The property sector must prepare itself for an avalanche of ESG-related regulations and requirements, experts agreed at Real Asset Media’s European Real Estate in Transformation – ESG, Digitisation, Proptech & Investment briefing, which took place recently at Schroders’ offices in London.

“We try to stay ahead of legislation by being proactive and improving our assets, but it’s becoming almost impossible to stay one step ahead,” said Clemens Brenninkmeijer, head of sustainable business operations, Redevco. “In the last two to three years there has been a huge amount of legislation in Europe and translating it into local regulations within the deadlines is proving to be a challenge.”

(L to R) Jules Barker, Clemens Brenninkmeijer, Christiane Conrads, Oliver Kummerfeldt. Photography@ Karla Gowlett

Companies are trying their best to implement the changes, balancing the investments that need to be made with the imperative of delivering financial returns, but it is becoming increasingly complex.

“There’s an element of frustration about all these new regulations coming out, which can be overwhelming,” said Oliver Kummerfeldt, head of European real estate research, Schroders Capital.

The principles behind the legislation are simple: aiming for higher environmental and social standards, doing life-cycle analysis of assets, applying a consistent methodology. But implementation is more complex.

“The problem is that all these requirements are not harmonised,” said Christiane Conrads, partner, global real estate ESG leader, PwC. “Regulatory bodies are competing with each other for higher standards. Regulatory pressure is already huge and it’s only going to increase. There is a lot more to come: I expect a tsunami of requirements hitting us in the next few years.”

The flip side of the coin is that the EU is a trailblazer in this field, while in the US, for example, discussions are just starting and there is a steep learning curve ahead.
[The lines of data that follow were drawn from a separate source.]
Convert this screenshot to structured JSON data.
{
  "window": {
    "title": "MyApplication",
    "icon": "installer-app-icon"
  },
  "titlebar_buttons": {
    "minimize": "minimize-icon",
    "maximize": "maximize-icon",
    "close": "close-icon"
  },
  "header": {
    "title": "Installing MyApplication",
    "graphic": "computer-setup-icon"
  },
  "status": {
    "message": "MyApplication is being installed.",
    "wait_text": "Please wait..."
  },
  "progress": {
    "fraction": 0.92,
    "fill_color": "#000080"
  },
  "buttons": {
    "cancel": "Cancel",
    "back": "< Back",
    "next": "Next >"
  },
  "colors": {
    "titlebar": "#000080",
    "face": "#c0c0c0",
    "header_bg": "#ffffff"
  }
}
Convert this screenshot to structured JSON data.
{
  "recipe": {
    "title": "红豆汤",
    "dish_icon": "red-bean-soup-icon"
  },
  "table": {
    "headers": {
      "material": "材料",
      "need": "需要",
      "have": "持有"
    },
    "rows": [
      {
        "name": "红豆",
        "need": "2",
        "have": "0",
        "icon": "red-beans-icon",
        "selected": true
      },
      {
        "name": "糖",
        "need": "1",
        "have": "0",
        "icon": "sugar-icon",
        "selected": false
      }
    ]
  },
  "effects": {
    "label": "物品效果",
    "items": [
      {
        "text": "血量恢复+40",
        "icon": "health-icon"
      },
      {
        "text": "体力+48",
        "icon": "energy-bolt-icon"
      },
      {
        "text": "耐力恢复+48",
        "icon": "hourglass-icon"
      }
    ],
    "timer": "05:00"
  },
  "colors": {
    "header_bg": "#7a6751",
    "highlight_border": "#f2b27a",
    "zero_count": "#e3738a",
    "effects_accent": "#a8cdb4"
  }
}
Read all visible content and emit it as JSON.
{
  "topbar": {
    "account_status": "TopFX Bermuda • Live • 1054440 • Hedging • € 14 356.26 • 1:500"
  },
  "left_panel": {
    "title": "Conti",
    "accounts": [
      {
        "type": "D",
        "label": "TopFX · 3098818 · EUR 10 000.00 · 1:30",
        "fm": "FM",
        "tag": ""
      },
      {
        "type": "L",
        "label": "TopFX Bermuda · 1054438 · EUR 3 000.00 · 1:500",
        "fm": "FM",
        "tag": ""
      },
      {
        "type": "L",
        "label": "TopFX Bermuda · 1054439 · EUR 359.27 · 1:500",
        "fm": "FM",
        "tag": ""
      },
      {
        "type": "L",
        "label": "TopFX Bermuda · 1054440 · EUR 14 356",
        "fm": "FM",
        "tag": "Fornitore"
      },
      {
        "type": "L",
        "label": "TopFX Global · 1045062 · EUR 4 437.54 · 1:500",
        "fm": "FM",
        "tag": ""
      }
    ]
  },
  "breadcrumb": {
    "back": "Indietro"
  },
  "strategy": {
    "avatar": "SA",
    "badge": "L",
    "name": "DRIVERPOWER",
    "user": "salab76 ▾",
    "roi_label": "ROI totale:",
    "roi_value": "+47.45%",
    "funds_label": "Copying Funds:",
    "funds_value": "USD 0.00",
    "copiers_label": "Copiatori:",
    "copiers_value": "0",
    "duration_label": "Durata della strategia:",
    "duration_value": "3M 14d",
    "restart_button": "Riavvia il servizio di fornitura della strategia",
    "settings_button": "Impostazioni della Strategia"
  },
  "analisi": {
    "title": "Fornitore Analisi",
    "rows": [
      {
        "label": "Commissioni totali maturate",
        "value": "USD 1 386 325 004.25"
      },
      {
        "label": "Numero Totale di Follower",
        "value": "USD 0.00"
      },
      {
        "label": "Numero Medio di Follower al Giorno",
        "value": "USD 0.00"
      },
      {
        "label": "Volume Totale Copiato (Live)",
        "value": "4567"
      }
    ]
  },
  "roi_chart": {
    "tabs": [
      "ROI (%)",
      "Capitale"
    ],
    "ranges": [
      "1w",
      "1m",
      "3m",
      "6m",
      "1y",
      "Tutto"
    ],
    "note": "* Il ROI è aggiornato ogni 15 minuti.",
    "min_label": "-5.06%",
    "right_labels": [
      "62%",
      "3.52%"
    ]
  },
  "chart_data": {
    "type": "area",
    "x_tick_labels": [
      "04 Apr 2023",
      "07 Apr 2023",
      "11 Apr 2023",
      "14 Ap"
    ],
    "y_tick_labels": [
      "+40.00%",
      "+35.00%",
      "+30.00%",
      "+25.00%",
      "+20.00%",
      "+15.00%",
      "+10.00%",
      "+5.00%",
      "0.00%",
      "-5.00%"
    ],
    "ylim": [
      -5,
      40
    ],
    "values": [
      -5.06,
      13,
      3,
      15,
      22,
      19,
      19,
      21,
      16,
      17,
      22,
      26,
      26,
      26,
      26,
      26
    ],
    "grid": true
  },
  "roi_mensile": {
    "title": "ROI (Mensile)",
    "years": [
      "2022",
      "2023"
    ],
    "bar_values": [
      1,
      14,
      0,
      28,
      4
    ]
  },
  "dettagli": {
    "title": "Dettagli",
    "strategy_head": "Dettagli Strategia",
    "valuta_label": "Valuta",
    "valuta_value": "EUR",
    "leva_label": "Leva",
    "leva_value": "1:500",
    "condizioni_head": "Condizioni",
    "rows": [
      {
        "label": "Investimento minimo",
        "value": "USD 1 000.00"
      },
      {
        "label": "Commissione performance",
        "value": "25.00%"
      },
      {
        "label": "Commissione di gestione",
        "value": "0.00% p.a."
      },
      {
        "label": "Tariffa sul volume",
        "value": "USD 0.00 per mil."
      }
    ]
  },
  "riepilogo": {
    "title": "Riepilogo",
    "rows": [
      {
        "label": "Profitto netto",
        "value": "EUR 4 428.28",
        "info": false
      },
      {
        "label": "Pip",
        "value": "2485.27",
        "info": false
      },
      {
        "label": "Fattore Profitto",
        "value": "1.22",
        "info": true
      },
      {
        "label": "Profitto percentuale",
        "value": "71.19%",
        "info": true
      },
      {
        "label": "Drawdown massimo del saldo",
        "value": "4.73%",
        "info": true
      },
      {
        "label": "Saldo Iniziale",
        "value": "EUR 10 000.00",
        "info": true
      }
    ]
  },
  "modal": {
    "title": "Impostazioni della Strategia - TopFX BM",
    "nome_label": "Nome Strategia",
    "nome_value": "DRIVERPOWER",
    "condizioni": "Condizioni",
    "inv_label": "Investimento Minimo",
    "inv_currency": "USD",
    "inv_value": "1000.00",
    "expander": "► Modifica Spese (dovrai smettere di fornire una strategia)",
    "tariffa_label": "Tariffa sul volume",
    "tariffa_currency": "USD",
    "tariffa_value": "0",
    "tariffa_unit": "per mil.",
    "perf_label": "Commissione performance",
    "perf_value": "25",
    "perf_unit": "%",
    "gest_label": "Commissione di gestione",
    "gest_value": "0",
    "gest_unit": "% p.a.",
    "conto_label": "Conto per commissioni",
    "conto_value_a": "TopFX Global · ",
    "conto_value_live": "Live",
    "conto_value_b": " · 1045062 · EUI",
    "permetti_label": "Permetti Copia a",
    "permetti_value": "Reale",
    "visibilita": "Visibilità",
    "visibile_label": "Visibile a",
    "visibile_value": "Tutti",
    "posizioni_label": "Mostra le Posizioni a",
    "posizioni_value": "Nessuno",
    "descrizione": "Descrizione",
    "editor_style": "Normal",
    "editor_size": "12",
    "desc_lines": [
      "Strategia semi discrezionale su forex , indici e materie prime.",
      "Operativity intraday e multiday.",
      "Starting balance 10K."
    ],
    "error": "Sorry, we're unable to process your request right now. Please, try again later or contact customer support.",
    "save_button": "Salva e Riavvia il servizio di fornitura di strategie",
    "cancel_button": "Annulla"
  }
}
In Europe, all investors with a long-term horizon know they need to have a sustainable portfolio and can work out their own path to achieving that goal.

“People do understand they need to make those investments or their assets will be stranded, and they know it will take time and resources,” said Kummerfeldt. “People want to do the right thing and they also want to be seen to be doing the right thing.”

The investment needed to have sustainable assets is substantial and the work is difficult as ESG has so many different facets. Asset managers need a team of people with different skills to implement ESG strategies – from law to climate, from engineering to technology and from energy to AI.